Power and influence are the tools that organizations use to accomplish their goals through human resources. Power is used to influence the attitude or behavior of another, so as to cause that person’s behavior or attitude to be congruent with the task that needs to be accomplished. There are five sources of power that both leaders and followers may have at their disposal: legitimate, reward, expert, referent, and informational power.
External sources of power
Legitimate power and reward power, with its reciprocal, coercive power, are external sources of power that originate from an organizational position. Legitimate power is authority granted to a person based upon the position they hold in an organization. Employees as well as managers can be the recipient of legitimate power that flows from their job description. Reward power is the authority one has over resources that can be used to reward others with extrinsic rewards such as bonuses, pay raises, and promotions. Rewards can also be intrinsic, which would include praises and recognition. Coercive power is the authority to bestow punishment, the opposite of reward power.
Internal sources of power
Expert power is an internal source of power that originates within the person. It is based on one’s special knowledge or skills that are considered valuable and needed by the organization in achieving its goals. It can also be possessed by followers as well as leaders (McShane, Von Glinow, 2012). Referent power is another internal source of power that is typically found in charismatic leaders. This power is represented by personal qualities in the beholder that causes others to trust, respect, and follow the beholder of these qualities.

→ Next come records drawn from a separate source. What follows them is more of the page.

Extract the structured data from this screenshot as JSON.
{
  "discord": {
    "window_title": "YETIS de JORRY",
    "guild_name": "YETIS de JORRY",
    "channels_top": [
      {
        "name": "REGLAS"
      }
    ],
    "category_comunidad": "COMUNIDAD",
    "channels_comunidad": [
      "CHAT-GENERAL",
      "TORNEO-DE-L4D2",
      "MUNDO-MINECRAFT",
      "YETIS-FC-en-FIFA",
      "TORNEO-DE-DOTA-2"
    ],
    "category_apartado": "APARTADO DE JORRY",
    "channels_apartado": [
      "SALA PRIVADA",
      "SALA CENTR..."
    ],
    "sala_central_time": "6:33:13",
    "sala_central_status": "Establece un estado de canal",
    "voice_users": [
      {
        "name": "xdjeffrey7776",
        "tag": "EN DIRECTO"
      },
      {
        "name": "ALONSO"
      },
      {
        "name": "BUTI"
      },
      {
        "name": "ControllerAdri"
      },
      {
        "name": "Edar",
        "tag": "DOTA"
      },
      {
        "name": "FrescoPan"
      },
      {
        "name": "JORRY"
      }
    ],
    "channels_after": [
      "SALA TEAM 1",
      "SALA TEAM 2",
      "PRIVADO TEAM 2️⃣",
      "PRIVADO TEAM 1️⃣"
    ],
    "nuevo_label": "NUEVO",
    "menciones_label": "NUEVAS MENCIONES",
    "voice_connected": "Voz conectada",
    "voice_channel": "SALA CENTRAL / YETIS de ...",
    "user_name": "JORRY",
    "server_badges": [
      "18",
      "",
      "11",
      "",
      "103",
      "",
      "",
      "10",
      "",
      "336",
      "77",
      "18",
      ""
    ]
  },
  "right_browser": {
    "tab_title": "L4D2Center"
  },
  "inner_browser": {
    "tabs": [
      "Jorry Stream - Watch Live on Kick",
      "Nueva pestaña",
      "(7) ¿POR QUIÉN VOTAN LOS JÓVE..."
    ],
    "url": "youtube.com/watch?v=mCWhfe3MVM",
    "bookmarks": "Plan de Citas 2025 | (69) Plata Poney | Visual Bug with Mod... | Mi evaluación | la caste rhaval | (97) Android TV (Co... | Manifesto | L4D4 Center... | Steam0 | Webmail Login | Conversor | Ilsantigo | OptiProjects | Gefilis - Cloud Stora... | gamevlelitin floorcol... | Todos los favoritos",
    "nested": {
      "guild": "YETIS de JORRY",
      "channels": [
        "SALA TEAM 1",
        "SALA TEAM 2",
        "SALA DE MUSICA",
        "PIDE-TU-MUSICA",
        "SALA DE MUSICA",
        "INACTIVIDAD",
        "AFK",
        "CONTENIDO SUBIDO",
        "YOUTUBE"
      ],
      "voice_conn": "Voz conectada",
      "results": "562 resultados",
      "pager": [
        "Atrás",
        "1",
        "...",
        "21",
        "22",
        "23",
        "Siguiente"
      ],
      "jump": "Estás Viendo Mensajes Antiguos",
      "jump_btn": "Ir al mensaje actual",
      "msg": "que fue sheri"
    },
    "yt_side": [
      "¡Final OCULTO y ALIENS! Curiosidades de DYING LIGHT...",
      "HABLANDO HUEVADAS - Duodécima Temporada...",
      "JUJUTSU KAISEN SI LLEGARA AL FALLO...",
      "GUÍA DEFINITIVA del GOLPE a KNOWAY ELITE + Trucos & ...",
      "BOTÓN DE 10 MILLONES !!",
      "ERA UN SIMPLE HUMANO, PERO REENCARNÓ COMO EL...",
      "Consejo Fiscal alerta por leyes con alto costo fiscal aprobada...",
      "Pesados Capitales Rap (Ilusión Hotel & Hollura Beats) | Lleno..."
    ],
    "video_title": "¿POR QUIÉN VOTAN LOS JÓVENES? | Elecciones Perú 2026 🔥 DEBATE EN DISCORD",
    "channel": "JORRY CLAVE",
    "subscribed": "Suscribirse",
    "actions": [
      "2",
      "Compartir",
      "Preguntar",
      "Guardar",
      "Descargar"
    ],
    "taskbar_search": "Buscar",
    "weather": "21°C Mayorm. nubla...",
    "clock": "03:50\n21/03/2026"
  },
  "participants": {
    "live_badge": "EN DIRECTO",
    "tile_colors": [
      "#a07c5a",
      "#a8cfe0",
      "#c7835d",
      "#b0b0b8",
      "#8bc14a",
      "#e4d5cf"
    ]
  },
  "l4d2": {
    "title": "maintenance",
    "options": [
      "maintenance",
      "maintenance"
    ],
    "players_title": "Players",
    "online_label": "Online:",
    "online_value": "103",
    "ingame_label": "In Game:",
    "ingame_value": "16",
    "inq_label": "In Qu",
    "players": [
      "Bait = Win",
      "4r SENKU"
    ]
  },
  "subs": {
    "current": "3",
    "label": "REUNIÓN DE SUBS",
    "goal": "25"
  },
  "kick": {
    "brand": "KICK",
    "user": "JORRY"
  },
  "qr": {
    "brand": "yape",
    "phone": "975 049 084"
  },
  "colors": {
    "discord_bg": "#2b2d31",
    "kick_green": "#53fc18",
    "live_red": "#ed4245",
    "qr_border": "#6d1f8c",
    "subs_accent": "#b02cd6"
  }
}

Power in and of itself does not always compute to influence. Four contingencies that play a role in determining the degree to which sources of power can be successfully converted to influence are substitutability, centrality, discretion, and visibility. Substitutability refers to the availability of alternatives, which decreases the value of the original source. It follows the principle of supply and demand. Centrality refers to the impact on the organization that would be caused by the absence of the power-holder. The greater the impact, the more leverage the power-holder has. The discretion contingency applies to the degree to which power-holders can make decisions that are not regulated and standardized by written procedures. If the organization can make the same decisions the power-holder is responsible for, through policies, the power-holder becomes less of an asset to the organization. Visibility refers to the awareness, especially by key people within the organization, of the resources the power-holder possesses. If no one knows you have the resources you have, those resources have no value to the organization, and therefore, wield no power.
McShane, S.L., Von Glinow, M.A. (2012). Organizational behavior. McGraw-Hill Irwin. New York, NY.
Hughes, R.L., Ginnett, R.C., Curphy, G.J. (2012). Leadership enhancing the lessons of Experience seventh edition. McGraw-Hill Irwin. New York, NY.